Seeing How R Works

To end this overview of the R language, I wanted to share a few functions that are convenient for seeing how R works. As you may recall, R expressions are R objects. This means that it is possible to parse expressions in R, or partially evaluate expressions in R, and see how R interprets them. This can be very useful for learning how R works or for debugging R code.

As noted above, the R interpreter goes through several steps when evaluating statements. The first step is to parse a statement, changing it into proper functional form. It is possible to view the R interpreter to see how a given expression is evaluated. As an example, let’s use the same R code fragment that we used in The R Interpreter:

> if (x > 1) "orange" else "apple"
[1] "apple"

To show how this expression is parsed, we can use the quote() function. This function will parse its argument but not evaluate it. By calling quote, an R expression returns a “language” object:

> typeof(quote(if (x > 1) "orange" else "apple"))
[1] "language"

Unfortunately, the print function for language objects is not very informative:

> quote(if (x > 1) "orange" else "apple")
if (x > 1) "orange" else "apple"

However, it is possible to convert a language object into a list. By displaying the language object as a list, it is possible to see how R evaluates an expression. This is the parse tree for the expression:

> as(quote(if (x > 1) "orange" else "apple"),"list")
[[1]]
`if`

[[2]]
x > 1

[[3]]
[1] "orange"

[[4]]
[1] "apple"

We can also apply the typeof function to every element in the list to see the type of each object in the parse tree:^[17]

> lapply(as(quote(if (x > 1) "orange" else "apple"), "list"),typeof)
[[1]]
[1] "symbol"

[[2]]
[1] "language"

[[3]]
[1] "character"

[[4]]
[1] "character"

In this case, we can see how this expression is interpreted. Notice that some parts of the if-then statement are not included in the parsed expression (in particular, the else keyword). Also, notice that the first item in the list is a symbol. In this case, the symbol refers to the if function. So, although the syntax for the if-then statement is different from a function call, the R parser translates the expression into a function call before evaluating the expression. The function name is the first item, and the arguments are the remaining items in the list.

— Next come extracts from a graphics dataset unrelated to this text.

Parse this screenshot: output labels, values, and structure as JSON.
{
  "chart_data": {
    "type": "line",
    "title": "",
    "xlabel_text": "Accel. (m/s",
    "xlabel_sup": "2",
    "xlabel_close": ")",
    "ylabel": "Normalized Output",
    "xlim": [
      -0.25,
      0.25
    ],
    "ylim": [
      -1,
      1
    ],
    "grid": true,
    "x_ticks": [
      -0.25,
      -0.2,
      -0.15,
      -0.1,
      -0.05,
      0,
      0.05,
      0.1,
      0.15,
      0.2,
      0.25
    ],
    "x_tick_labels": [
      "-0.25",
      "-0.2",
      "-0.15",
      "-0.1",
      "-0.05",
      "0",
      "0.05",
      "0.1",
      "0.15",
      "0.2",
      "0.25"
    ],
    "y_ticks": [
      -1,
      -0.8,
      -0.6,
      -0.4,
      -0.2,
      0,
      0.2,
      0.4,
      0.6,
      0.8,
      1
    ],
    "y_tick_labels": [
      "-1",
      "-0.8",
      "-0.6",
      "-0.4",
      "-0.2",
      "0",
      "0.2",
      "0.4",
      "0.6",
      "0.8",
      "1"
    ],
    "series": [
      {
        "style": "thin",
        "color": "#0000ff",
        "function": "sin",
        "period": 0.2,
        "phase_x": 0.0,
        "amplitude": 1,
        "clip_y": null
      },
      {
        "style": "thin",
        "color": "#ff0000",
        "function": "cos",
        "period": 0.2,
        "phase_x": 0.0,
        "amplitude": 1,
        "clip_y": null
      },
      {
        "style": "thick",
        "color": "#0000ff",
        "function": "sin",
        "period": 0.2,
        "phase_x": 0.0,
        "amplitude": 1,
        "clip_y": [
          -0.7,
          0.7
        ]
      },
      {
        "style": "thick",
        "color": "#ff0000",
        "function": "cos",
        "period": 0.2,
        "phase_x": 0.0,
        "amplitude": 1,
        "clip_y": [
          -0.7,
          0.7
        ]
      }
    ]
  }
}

For constants, there is only one item in the returned list:

> as.list(quote(1))
[[1]]
[1] 1

By using the quote function, you can see that many constructions in the R language are just syntactic sugar for function calls. For example, let’s consider looking up the second item in a vector x. The standard way to do this is through R’s bracket notation, so the expression would be x[2]. An alternative way to represent this expression is as a function: `[`(x,2). (Function names that contain special characters need to be encapsulated in backquotes.) Both of these expressions are interpreted the same way by R:

> as.list(quote(x[2]))
[[1]]
`[`

[[2]]
x

[[3]]
[1] 2

> as.list(quote(`[`(x,2)))
[[1]]
`[`

[[2]]
x

[[3]]
[1] 2

As you can see, R interprets both of these expressions identically. Clearly, the operation is not reversible (because both expressions are translated into the same parse tree). The deparse function can take the parse tree and turn it back into properly formatted R code. (The deparse function will use proper R syntax when translating a language object back into the original code.) Here’s how it acts on these two bits of code:

> deparse(quote(x[2]))
[1] "x[2]"
> deparse(quote(`[`(x,2)))
[1] "x[2]"

As you read through this book, you might want to try using quote, substitute, typeof, class, and methods to see how the R interpreter parses expressions.

^[17] As a convenient shorthand, you can omit the as function because R will automatically coerce the language object to a list. This means you can just use a command like:

> lapply(quote(if (x > 1) "orange" else "apple"),typeof)

Coercion is explained in Coercion.